Sem contar a enorme quantidade de crianças que passam fome ao redor do mundo – só no Brasil, estima-se que sete milhões de pessoas estejam nesta condição -, há ainda a dificuldade de proporcionar uma boa alimentação os pequenos que vai além das questões socioeconômicas.

“Não há nada que faça meu filho comer bem. Como ele fica muito tempo na creche, não consigo participar desse processo durante a semana, e no fim de semana sinto que é tão difícil fazê-lo comer frutas e legumes que acabo desistindo e cedendo aos doces e salgadinhos”, confessa a recepcionista Miriam Camargo, de 26 anos, mãe do Matheus, de cinco anos.

Segundo os especialistas, esse comportamento não é exclusividade dos dois, porém, os pais precisam ficar atentos já que a diminuição de apetite das crianças também pode ser um sinal da condição.  “Além disso, a doença pode causar anemia e déficit intelectual, capazes de afetar o desempenho escolar das crianças significativamente”, ressalta Renata.

Entre outros problemas que afetam o crescimento sadio dos pequenos, a fome oculta também pode ser um agravante de várias outras enfermidades, como doenças cardiovasculares, diabetes, hipertensão arterial, obesidade, osteoporose e até mesmo alguns tipos de câncer.

Tratamento

Renata ressalta que, antes de pensar em tratamento, o ideal é fazer sempre a prevenção. “Se você perceber que seu filho não está tendo uma alimentação adequada, o ideal é procurar uma orientação nutricional para entender quais são as dificuldades da criança, que irá investigar o que ela não gosta e o que aceita para, então, fazer as recomendações de acordo com cada caso sobre como os pais devem agir”, recomenda a médica.

Porém, se a criança já for diagnosticada com a doença, além de melhorar a qualidade e diversificação dos alimentos consumidos, como a inclusão de frutas, verduras e legumes, é preciso entrar com uma suplementação vitamínica para que a recuperação seja mais eficiente, conforme recomenda órgãos internacionais como o World Health Organization (WHO), Unicef e Food and Agriculture Organization (FAO).
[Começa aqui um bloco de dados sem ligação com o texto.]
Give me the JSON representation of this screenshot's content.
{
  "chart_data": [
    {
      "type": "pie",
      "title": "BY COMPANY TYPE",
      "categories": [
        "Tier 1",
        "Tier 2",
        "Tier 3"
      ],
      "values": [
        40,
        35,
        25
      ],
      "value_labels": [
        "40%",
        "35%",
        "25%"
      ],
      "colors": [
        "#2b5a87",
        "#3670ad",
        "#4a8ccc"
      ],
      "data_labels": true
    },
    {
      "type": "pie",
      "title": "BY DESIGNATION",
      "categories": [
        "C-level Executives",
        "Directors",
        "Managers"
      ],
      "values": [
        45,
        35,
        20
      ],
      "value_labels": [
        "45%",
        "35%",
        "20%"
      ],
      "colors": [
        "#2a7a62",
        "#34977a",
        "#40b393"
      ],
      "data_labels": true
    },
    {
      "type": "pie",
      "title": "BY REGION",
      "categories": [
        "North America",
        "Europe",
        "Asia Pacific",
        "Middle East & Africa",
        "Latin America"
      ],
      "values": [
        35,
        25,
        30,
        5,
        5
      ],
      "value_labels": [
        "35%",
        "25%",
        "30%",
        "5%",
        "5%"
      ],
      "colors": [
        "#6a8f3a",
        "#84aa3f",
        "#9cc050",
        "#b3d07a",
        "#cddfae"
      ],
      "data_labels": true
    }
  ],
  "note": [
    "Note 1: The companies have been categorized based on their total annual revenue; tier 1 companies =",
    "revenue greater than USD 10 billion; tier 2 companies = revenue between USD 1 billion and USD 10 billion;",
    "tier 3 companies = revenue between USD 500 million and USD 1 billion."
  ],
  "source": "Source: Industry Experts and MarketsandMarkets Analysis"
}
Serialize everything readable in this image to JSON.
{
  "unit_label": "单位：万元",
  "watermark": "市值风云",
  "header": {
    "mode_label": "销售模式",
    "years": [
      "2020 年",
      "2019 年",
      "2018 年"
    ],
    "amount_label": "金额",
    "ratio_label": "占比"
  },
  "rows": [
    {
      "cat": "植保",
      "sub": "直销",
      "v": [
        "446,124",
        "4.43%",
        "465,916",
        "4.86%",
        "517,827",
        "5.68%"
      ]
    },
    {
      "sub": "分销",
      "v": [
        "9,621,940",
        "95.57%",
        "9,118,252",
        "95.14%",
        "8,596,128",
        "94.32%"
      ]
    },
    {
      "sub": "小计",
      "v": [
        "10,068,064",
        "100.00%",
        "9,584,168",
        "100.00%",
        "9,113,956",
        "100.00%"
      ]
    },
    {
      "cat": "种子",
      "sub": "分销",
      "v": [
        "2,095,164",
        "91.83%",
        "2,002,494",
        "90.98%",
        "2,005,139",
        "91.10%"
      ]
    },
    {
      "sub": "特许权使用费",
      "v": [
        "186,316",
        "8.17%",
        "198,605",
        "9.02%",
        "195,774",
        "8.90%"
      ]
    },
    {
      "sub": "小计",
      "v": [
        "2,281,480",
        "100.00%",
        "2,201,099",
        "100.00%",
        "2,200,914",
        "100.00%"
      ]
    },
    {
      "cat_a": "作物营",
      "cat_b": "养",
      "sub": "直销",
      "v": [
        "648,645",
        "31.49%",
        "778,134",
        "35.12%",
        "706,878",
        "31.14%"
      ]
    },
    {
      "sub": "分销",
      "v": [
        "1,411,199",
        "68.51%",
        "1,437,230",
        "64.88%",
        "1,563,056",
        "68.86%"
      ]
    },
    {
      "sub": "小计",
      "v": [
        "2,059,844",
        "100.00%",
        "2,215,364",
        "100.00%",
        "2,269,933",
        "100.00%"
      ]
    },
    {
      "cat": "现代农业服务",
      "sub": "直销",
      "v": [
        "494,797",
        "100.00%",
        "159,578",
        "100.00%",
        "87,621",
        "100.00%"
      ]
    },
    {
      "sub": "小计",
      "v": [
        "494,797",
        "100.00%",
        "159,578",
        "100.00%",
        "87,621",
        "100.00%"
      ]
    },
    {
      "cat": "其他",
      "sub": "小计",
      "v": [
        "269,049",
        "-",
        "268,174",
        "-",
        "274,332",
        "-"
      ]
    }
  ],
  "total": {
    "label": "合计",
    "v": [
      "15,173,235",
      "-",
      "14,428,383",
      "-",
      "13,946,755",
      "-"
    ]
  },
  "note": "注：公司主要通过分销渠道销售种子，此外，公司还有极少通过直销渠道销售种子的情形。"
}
Diferente do que muitos pais acreditam, esse tipo de suplemento não têm a função de fazer a criança ter fome, conforme alerta Renata. “Geralmente esse suporte é utilizado até a criança se alimentar melhor e melhorar da fome oculta, o que leva, em média, três meses. É importante dizer que a suplementação não é para abrir apetite, e sim para dar suporte nutricional, e sempre deve ser orientado por um médico pediatra.”